L’année 1992, celle de la photo, est pour ainsi dire la dernière d’une époque révolue. A mes yeux, cette image est le symbole d’une liberté perdue : les gens se baladent complètement nus, ils jouent comme des gamins à faire des bulles. Un homme se trouve pris dans la bulle et c’est « l’instant décisif » : une seconde plus tard, l’image a disparu. Aujourd’hui, on trouve encore des gens pour se promener nus au festival de Glastonbury, mais ce n’est plus pareil. Le ticket d’entrée coûte 250 euros, il faut le réserver des mois à l’avance.

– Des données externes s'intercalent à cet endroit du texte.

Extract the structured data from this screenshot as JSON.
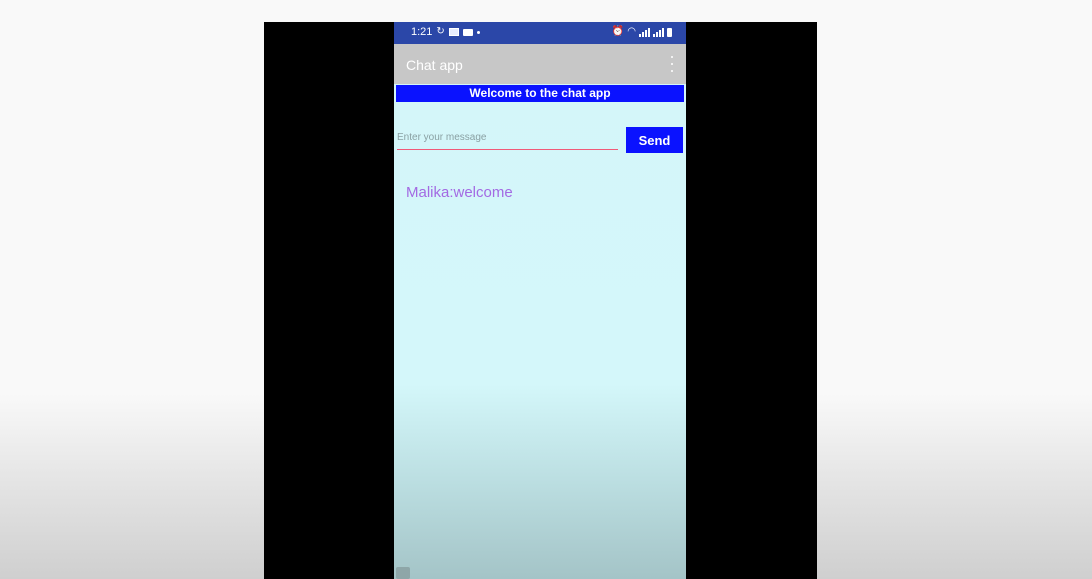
{
  "status_bar": {
    "time": "1:21",
    "left_icons": [
      "sync-icon",
      "image-notification-icon",
      "message-notification-icon",
      "dot-icon"
    ],
    "right_icons": [
      "alarm-icon",
      "wifi-icon",
      "signal-icon",
      "battery-icon"
    ]
  },
  "app_bar": {
    "title": "Chat app",
    "menu_icon": "overflow-menu-icon"
  },
  "banner": {
    "text": "Welcome to the chat app",
    "color": "#0a12ff"
  },
  "composer": {
    "placeholder": "Enter your message",
    "value": "",
    "send_label": "Send",
    "underline_color": "#f05a78"
  },
  "messages": [
    {
      "text": "Malika:welcome",
      "color": "#a36ae3"
    }
  ]
}
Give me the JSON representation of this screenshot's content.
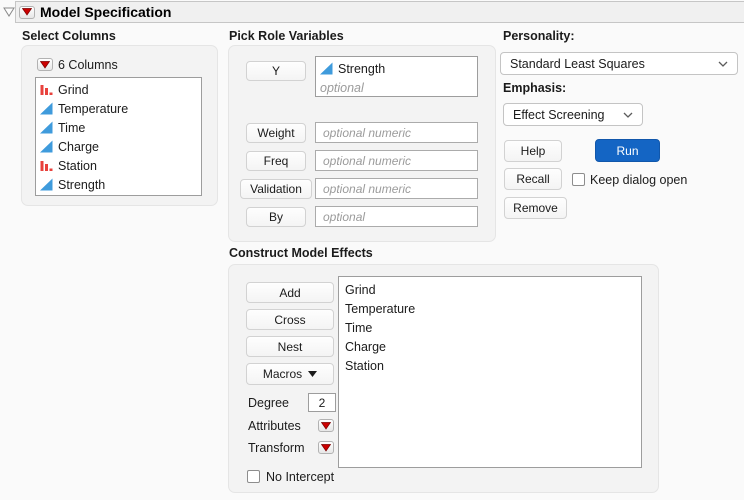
{
  "header": {
    "title": "Model Specification"
  },
  "select_columns": {
    "label": "Select Columns",
    "count_label": "6 Columns",
    "columns": [
      {
        "name": "Grind",
        "type": "nominal"
      },
      {
        "name": "Temperature",
        "type": "continuous"
      },
      {
        "name": "Time",
        "type": "continuous"
      },
      {
        "name": "Charge",
        "type": "continuous"
      },
      {
        "name": "Station",
        "type": "nominal"
      },
      {
        "name": "Strength",
        "type": "continuous"
      }
    ]
  },
  "pick_roles": {
    "label": "Pick Role Variables",
    "y": {
      "button": "Y",
      "items": [
        {
          "name": "Strength",
          "type": "continuous"
        }
      ],
      "placeholder": "optional"
    },
    "roles": [
      {
        "button": "Weight",
        "placeholder": "optional numeric"
      },
      {
        "button": "Freq",
        "placeholder": "optional numeric"
      },
      {
        "button": "Validation",
        "placeholder": "optional numeric"
      },
      {
        "button": "By",
        "placeholder": "optional"
      }
    ]
  },
  "personality": {
    "label": "Personality:",
    "value": "Standard Least Squares"
  },
  "emphasis": {
    "label": "Emphasis:",
    "value": "Effect Screening"
  },
  "actions": {
    "help": "Help",
    "run": "Run",
    "recall": "Recall",
    "remove": "Remove",
    "keep_dialog_open": {
      "label": "Keep dialog open",
      "checked": false
    }
  },
  "model_effects": {
    "label": "Construct Model Effects",
    "buttons": [
      "Add",
      "Cross",
      "Nest"
    ],
    "macros_label": "Macros",
    "degree": {
      "label": "Degree",
      "value": "2"
    },
    "attributes_label": "Attributes",
    "transform_label": "Transform",
    "no_intercept": {
      "label": "No Intercept",
      "checked": false
    },
    "effects": [
      "Grind",
      "Temperature",
      "Time",
      "Charge",
      "Station"
    ]
  },
  "icons": {
    "disclosure": "disclosure-triangle-down",
    "menu": "red-triangle-menu",
    "continuous": "blue-continuous-triangle",
    "nominal": "red-nominal-bars",
    "dropdown": "chevron-down"
  },
  "colors": {
    "run_blue": "#1465c4",
    "icon_red": "#e8413c",
    "icon_blue": "#3f9bdc",
    "triangle_red": "#cc0000",
    "panel_gray": "#f3f3f3"
  }
}
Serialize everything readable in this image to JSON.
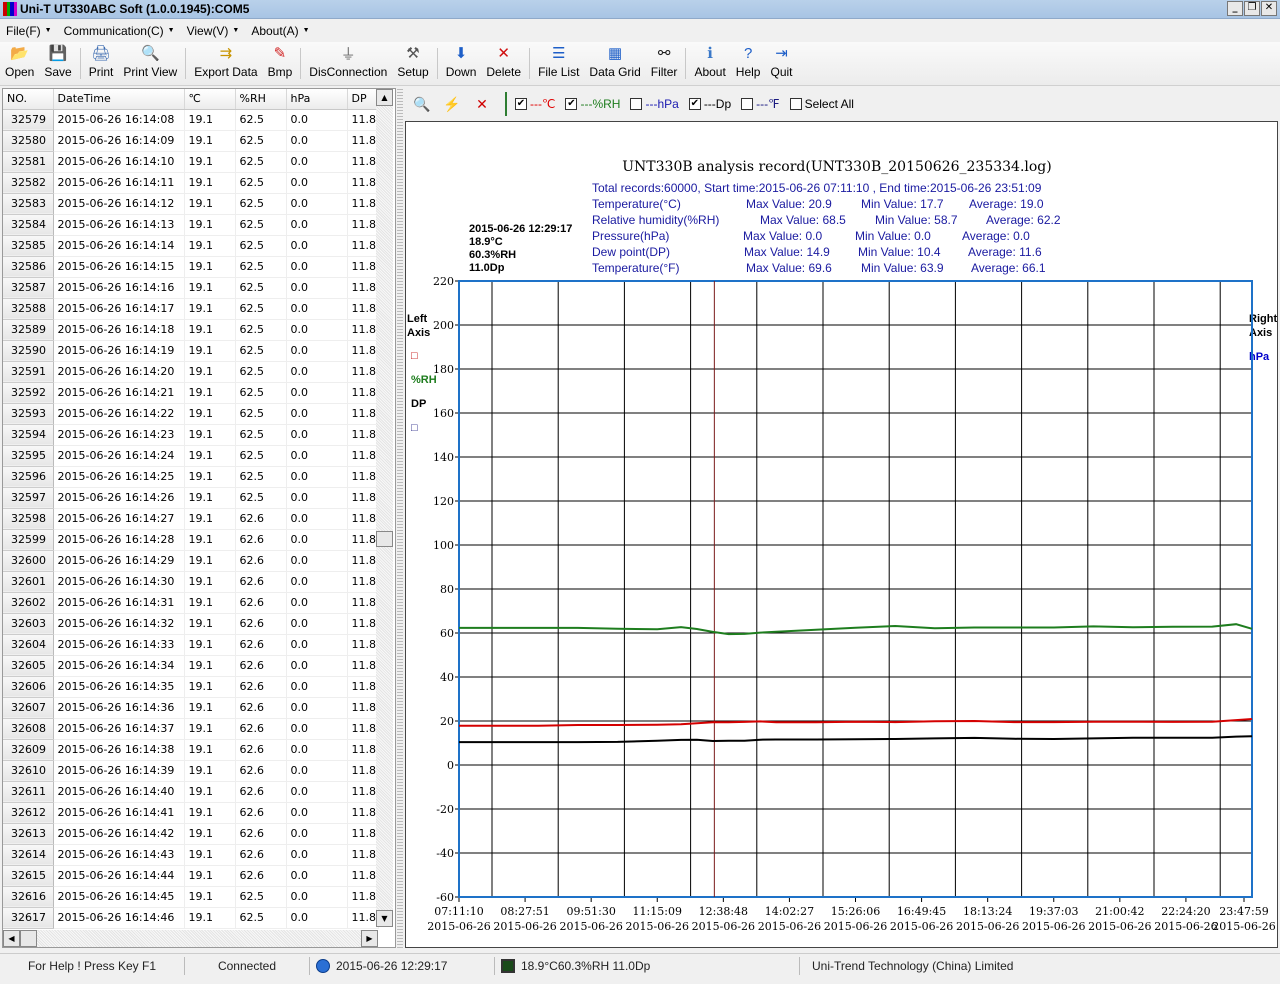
{
  "window": {
    "title": "Uni-T UT330ABC Soft (1.0.0.1945):COM5",
    "controls": {
      "minimize": "_",
      "restore": "❐",
      "close": "✕"
    }
  },
  "menu": [
    {
      "label": "File(F)"
    },
    {
      "label": "Communication(C)"
    },
    {
      "label": "View(V)"
    },
    {
      "label": "About(A)"
    }
  ],
  "toolbar": [
    {
      "id": "open",
      "label": "Open",
      "icon": "folder-open-icon",
      "glyph": "📂"
    },
    {
      "id": "save",
      "label": "Save",
      "icon": "floppy-icon",
      "glyph": "💾"
    },
    {
      "sep": true
    },
    {
      "id": "print",
      "label": "Print",
      "icon": "printer-icon",
      "glyph": "🖨"
    },
    {
      "id": "print-view",
      "label": "Print View",
      "icon": "print-preview-icon",
      "glyph": "🔍"
    },
    {
      "sep": true
    },
    {
      "id": "export-data",
      "label": "Export Data",
      "icon": "export-icon",
      "glyph": "⇉"
    },
    {
      "id": "bmp",
      "label": "Bmp",
      "icon": "paint-icon",
      "glyph": "✎"
    },
    {
      "sep": true
    },
    {
      "id": "disconnection",
      "label": "DisConnection",
      "icon": "usb-plug-icon",
      "glyph": "⏚"
    },
    {
      "id": "setup",
      "label": "Setup",
      "icon": "hammer-icon",
      "glyph": "⚒"
    },
    {
      "sep": true
    },
    {
      "id": "down",
      "label": "Down",
      "icon": "arrow-down-icon",
      "glyph": "⬇"
    },
    {
      "id": "delete",
      "label": "Delete",
      "icon": "delete-x-icon",
      "glyph": "✕"
    },
    {
      "sep": true
    },
    {
      "id": "file-list",
      "label": "File List",
      "icon": "file-tree-icon",
      "glyph": "☰"
    },
    {
      "id": "data-grid",
      "label": "Data Grid",
      "icon": "grid-icon",
      "glyph": "▦"
    },
    {
      "id": "filter",
      "label": "Filter",
      "icon": "binoculars-icon",
      "glyph": "⚯"
    },
    {
      "sep": true
    },
    {
      "id": "about",
      "label": "About",
      "icon": "info-icon",
      "glyph": "ℹ"
    },
    {
      "id": "help",
      "label": "Help",
      "icon": "help-icon",
      "glyph": "?"
    },
    {
      "id": "quit",
      "label": "Quit",
      "icon": "exit-door-icon",
      "glyph": "⇥"
    }
  ],
  "grid": {
    "columns": [
      "NO.",
      "DateTime",
      "℃",
      "%RH",
      "hPa",
      "DP"
    ],
    "rows": [
      [
        "32579",
        "2015-06-26 16:14:08",
        "19.1",
        "62.5",
        "0.0",
        "11.8"
      ],
      [
        "32580",
        "2015-06-26 16:14:09",
        "19.1",
        "62.5",
        "0.0",
        "11.8"
      ],
      [
        "32581",
        "2015-06-26 16:14:10",
        "19.1",
        "62.5",
        "0.0",
        "11.8"
      ],
      [
        "32582",
        "2015-06-26 16:14:11",
        "19.1",
        "62.5",
        "0.0",
        "11.8"
      ],
      [
        "32583",
        "2015-06-26 16:14:12",
        "19.1",
        "62.5",
        "0.0",
        "11.8"
      ],
      [
        "32584",
        "2015-06-26 16:14:13",
        "19.1",
        "62.5",
        "0.0",
        "11.8"
      ],
      [
        "32585",
        "2015-06-26 16:14:14",
        "19.1",
        "62.5",
        "0.0",
        "11.8"
      ],
      [
        "32586",
        "2015-06-26 16:14:15",
        "19.1",
        "62.5",
        "0.0",
        "11.8"
      ],
      [
        "32587",
        "2015-06-26 16:14:16",
        "19.1",
        "62.5",
        "0.0",
        "11.8"
      ],
      [
        "32588",
        "2015-06-26 16:14:17",
        "19.1",
        "62.5",
        "0.0",
        "11.8"
      ],
      [
        "32589",
        "2015-06-26 16:14:18",
        "19.1",
        "62.5",
        "0.0",
        "11.8"
      ],
      [
        "32590",
        "2015-06-26 16:14:19",
        "19.1",
        "62.5",
        "0.0",
        "11.8"
      ],
      [
        "32591",
        "2015-06-26 16:14:20",
        "19.1",
        "62.5",
        "0.0",
        "11.8"
      ],
      [
        "32592",
        "2015-06-26 16:14:21",
        "19.1",
        "62.5",
        "0.0",
        "11.8"
      ],
      [
        "32593",
        "2015-06-26 16:14:22",
        "19.1",
        "62.5",
        "0.0",
        "11.8"
      ],
      [
        "32594",
        "2015-06-26 16:14:23",
        "19.1",
        "62.5",
        "0.0",
        "11.8"
      ],
      [
        "32595",
        "2015-06-26 16:14:24",
        "19.1",
        "62.5",
        "0.0",
        "11.8"
      ],
      [
        "32596",
        "2015-06-26 16:14:25",
        "19.1",
        "62.5",
        "0.0",
        "11.8"
      ],
      [
        "32597",
        "2015-06-26 16:14:26",
        "19.1",
        "62.5",
        "0.0",
        "11.8"
      ],
      [
        "32598",
        "2015-06-26 16:14:27",
        "19.1",
        "62.6",
        "0.0",
        "11.8"
      ],
      [
        "32599",
        "2015-06-26 16:14:28",
        "19.1",
        "62.6",
        "0.0",
        "11.8"
      ],
      [
        "32600",
        "2015-06-26 16:14:29",
        "19.1",
        "62.6",
        "0.0",
        "11.8"
      ],
      [
        "32601",
        "2015-06-26 16:14:30",
        "19.1",
        "62.6",
        "0.0",
        "11.8"
      ],
      [
        "32602",
        "2015-06-26 16:14:31",
        "19.1",
        "62.6",
        "0.0",
        "11.8"
      ],
      [
        "32603",
        "2015-06-26 16:14:32",
        "19.1",
        "62.6",
        "0.0",
        "11.8"
      ],
      [
        "32604",
        "2015-06-26 16:14:33",
        "19.1",
        "62.6",
        "0.0",
        "11.8"
      ],
      [
        "32605",
        "2015-06-26 16:14:34",
        "19.1",
        "62.6",
        "0.0",
        "11.8"
      ],
      [
        "32606",
        "2015-06-26 16:14:35",
        "19.1",
        "62.6",
        "0.0",
        "11.8"
      ],
      [
        "32607",
        "2015-06-26 16:14:36",
        "19.1",
        "62.6",
        "0.0",
        "11.8"
      ],
      [
        "32608",
        "2015-06-26 16:14:37",
        "19.1",
        "62.6",
        "0.0",
        "11.8"
      ],
      [
        "32609",
        "2015-06-26 16:14:38",
        "19.1",
        "62.6",
        "0.0",
        "11.8"
      ],
      [
        "32610",
        "2015-06-26 16:14:39",
        "19.1",
        "62.6",
        "0.0",
        "11.8"
      ],
      [
        "32611",
        "2015-06-26 16:14:40",
        "19.1",
        "62.6",
        "0.0",
        "11.8"
      ],
      [
        "32612",
        "2015-06-26 16:14:41",
        "19.1",
        "62.6",
        "0.0",
        "11.8"
      ],
      [
        "32613",
        "2015-06-26 16:14:42",
        "19.1",
        "62.6",
        "0.0",
        "11.8"
      ],
      [
        "32614",
        "2015-06-26 16:14:43",
        "19.1",
        "62.6",
        "0.0",
        "11.8"
      ],
      [
        "32615",
        "2015-06-26 16:14:44",
        "19.1",
        "62.6",
        "0.0",
        "11.8"
      ],
      [
        "32616",
        "2015-06-26 16:14:45",
        "19.1",
        "62.5",
        "0.0",
        "11.8"
      ],
      [
        "32617",
        "2015-06-26 16:14:46",
        "19.1",
        "62.5",
        "0.0",
        "11.8"
      ]
    ],
    "scroll_position_fraction": 0.54
  },
  "chart_toolbar": {
    "icons": [
      {
        "name": "zoom-data-icon",
        "glyph": "🔍",
        "color": "#1e5fb4"
      },
      {
        "name": "lightning-icon",
        "glyph": "⚡",
        "color": "#e6c800"
      },
      {
        "name": "clear-x-icon",
        "glyph": "✕",
        "color": "#d00000"
      }
    ],
    "series_toggles": [
      {
        "label": "---℃",
        "checked": true,
        "color": "#e00000"
      },
      {
        "label": "---%RH",
        "checked": true,
        "color": "#1e7d1e"
      },
      {
        "label": "---hPa",
        "checked": false,
        "color": "#1a1ab0"
      },
      {
        "label": "---Dp",
        "checked": true,
        "color": "#000000"
      },
      {
        "label": "---℉",
        "checked": false,
        "color": "#1a1a80"
      }
    ],
    "select_all": {
      "label": "Select All",
      "checked": false
    },
    "check_glyph": "✔"
  },
  "chart_data": {
    "type": "line",
    "title": "UNT330B analysis record(UNT330B_20150626_235334.log)",
    "summary": {
      "header": "Total records:60000,  Start time:2015-06-26 07:11:10 ,  End time:2015-06-26 23:51:09",
      "stats": [
        {
          "name": "Temperature(°C)",
          "max": "Max Value:  20.9",
          "min": "Min Value:  17.7",
          "avg": "Average:  19.0"
        },
        {
          "name": "Relative humidity(%RH)",
          "max": "Max Value:  68.5",
          "min": "Min Value:  58.7",
          "avg": "Average:  62.2"
        },
        {
          "name": "Pressure(hPa)",
          "max": "Max Value:   0.0",
          "min": "Min Value:   0.0",
          "avg": "Average:   0.0"
        },
        {
          "name": "Dew point(DP)",
          "max": "Max Value:  14.9",
          "min": "Min Value:  10.4",
          "avg": "Average:  11.6"
        },
        {
          "name": "Temperature(°F)",
          "max": "Max Value:  69.6",
          "min": "Min Value:  63.9",
          "avg": "Average:  66.1"
        }
      ]
    },
    "cursor": {
      "datetime": "2015-06-26 12:29:17",
      "lines": [
        "2015-06-26 12:29:17",
        "18.9°C",
        "60.3%RH",
        "11.0Dp"
      ],
      "x_fraction": 0.322,
      "color": "#7a1a1a"
    },
    "left_axis": {
      "title": [
        "Left",
        "Axis"
      ],
      "legend": [
        {
          "label": "□",
          "color": "#c00000"
        },
        {
          "label": "%RH",
          "color": "#1e7d1e"
        },
        {
          "label": "DP",
          "color": "#000000"
        },
        {
          "label": "□",
          "color": "#1a1a80"
        }
      ]
    },
    "right_axis": {
      "title": [
        "Right",
        "Axis"
      ],
      "legend": [
        {
          "label": "hPa",
          "color": "#0000cc"
        }
      ]
    },
    "ylim": [
      -60,
      220
    ],
    "yticks": [
      220,
      200,
      180,
      160,
      140,
      120,
      100,
      80,
      60,
      40,
      20,
      0,
      -20,
      -40,
      -60
    ],
    "xticks": [
      {
        "time": "07:11:10",
        "date": "2015-06-26"
      },
      {
        "time": "08:27:51",
        "date": "2015-06-26"
      },
      {
        "time": "09:51:30",
        "date": "2015-06-26"
      },
      {
        "time": "11:15:09",
        "date": "2015-06-26"
      },
      {
        "time": "12:38:48",
        "date": "2015-06-26"
      },
      {
        "time": "14:02:27",
        "date": "2015-06-26"
      },
      {
        "time": "15:26:06",
        "date": "2015-06-26"
      },
      {
        "time": "16:49:45",
        "date": "2015-06-26"
      },
      {
        "time": "18:13:24",
        "date": "2015-06-26"
      },
      {
        "time": "19:37:03",
        "date": "2015-06-26"
      },
      {
        "time": "21:00:42",
        "date": "2015-06-26"
      },
      {
        "time": "22:24:20",
        "date": "2015-06-26"
      },
      {
        "time": "23:47:59",
        "date": "2015-06-26"
      }
    ],
    "x_fraction_samples": [
      0,
      0.05,
      0.1,
      0.15,
      0.2,
      0.25,
      0.28,
      0.3,
      0.32,
      0.34,
      0.36,
      0.38,
      0.4,
      0.45,
      0.5,
      0.55,
      0.6,
      0.65,
      0.7,
      0.75,
      0.8,
      0.85,
      0.9,
      0.95,
      0.98,
      1.0
    ],
    "series": [
      {
        "name": "%RH",
        "color": "#1e7d1e",
        "values": [
          62.3,
          62.3,
          62.3,
          62.3,
          61.9,
          61.7,
          62.7,
          61.8,
          60.5,
          59.5,
          59.6,
          60.2,
          60.6,
          61.5,
          62.4,
          63.2,
          62.2,
          62.5,
          62.5,
          62.5,
          63.0,
          62.6,
          62.8,
          62.9,
          64.0,
          61.9
        ]
      },
      {
        "name": "℃",
        "color": "#d40000",
        "values": [
          17.8,
          17.8,
          17.8,
          18.2,
          18.2,
          18.3,
          18.5,
          19.0,
          19.4,
          19.4,
          19.6,
          19.8,
          19.4,
          19.4,
          19.7,
          19.5,
          19.9,
          20.0,
          19.5,
          19.5,
          19.7,
          19.7,
          19.6,
          19.7,
          20.4,
          20.9
        ]
      },
      {
        "name": "DP",
        "color": "#000000",
        "values": [
          10.4,
          10.4,
          10.4,
          10.4,
          10.5,
          11.0,
          11.4,
          11.5,
          10.9,
          11.0,
          11.0,
          11.5,
          11.6,
          11.6,
          11.7,
          11.8,
          12.1,
          12.3,
          11.9,
          11.8,
          12.1,
          12.4,
          12.4,
          12.4,
          12.9,
          13.1
        ]
      }
    ],
    "frame_color": "#1e72c8",
    "grid": true
  },
  "statusbar": {
    "help": "For Help ! Press Key F1",
    "connection": "Connected",
    "time": "2015-06-26 12:29:17",
    "reading": "18.9°C60.3%RH  11.0Dp",
    "company": "Uni-Trend Technology (China) Limited"
  }
}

Cette photo marque également un tournant dans ma vie professionnelle. Jusque-là, je faisais des photos de mode et un peu d’actualité. Ce reportage sur les « travellers » est ma première « vraie » histoire pour un magazine, celle qui m’a permis de réaliser qu’on pouvait raconter le monde avec un appareil. Bien sûr, l’image fait sourire, mais on peut dire beaucoup de choses grâce à l’humour. C’est mon style : britannique, excentrique, étrange. J’ai commencé « La firme », une immersion de quatre ans dans le milieu du crime organisé, quelques années plus tard. Tout est parti de là.